All the while the domestic work has been ticking over and during the past year schemes that had been on hold since, say, 2017 have returned. Briefs are integrating more home workspaces and the work tends to be rural as McMahon and Murray have always kept a foot back home. But the commissions tend to have very lean budgets as end values rarely warrant a higher-end approach. A scheme extending a Victorian terrace in Belfast called Glandore Drive completed four houses for an unbelievable £280,000, including roof terraces and enhanced bay windows that captured a porch-like space over the front door.
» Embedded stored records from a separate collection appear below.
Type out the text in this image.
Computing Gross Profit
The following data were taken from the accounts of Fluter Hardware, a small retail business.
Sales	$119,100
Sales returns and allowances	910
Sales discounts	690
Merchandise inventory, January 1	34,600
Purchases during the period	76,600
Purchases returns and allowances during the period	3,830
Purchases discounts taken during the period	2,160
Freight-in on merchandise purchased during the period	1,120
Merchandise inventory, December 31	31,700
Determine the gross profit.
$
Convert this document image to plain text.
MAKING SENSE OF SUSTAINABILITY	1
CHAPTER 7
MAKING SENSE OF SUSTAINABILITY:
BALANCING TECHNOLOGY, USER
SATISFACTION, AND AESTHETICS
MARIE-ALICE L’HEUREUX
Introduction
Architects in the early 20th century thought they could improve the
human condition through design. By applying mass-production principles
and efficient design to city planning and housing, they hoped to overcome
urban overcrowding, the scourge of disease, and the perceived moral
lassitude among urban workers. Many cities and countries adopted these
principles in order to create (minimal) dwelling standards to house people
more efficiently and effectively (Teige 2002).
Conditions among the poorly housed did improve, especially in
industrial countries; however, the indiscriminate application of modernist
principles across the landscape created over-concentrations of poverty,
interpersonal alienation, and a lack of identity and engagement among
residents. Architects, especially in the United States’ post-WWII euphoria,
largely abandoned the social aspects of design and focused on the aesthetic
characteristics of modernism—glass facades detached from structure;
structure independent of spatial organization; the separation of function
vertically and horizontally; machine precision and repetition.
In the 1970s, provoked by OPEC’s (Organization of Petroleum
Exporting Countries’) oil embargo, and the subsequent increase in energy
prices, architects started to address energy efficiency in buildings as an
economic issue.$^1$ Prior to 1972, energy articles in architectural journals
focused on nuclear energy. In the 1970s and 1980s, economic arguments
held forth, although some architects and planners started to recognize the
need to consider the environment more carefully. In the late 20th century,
‘No two projects are the same,’ says Murray. ‘We’re always trying to do more with each item’ – a sill is a seat in a house, a clustered house re-establishes a typically Irish vernacular and landscape, a park is a tool to promote social cohesion. There’s also a former workhouse in Clogher that will accommodate a playgroup, Sure Start and Early Years Centre that is sensitive to its austere history but turns the site round to redefine its future. As spring gets under way, MMAS’s approach is blossoming.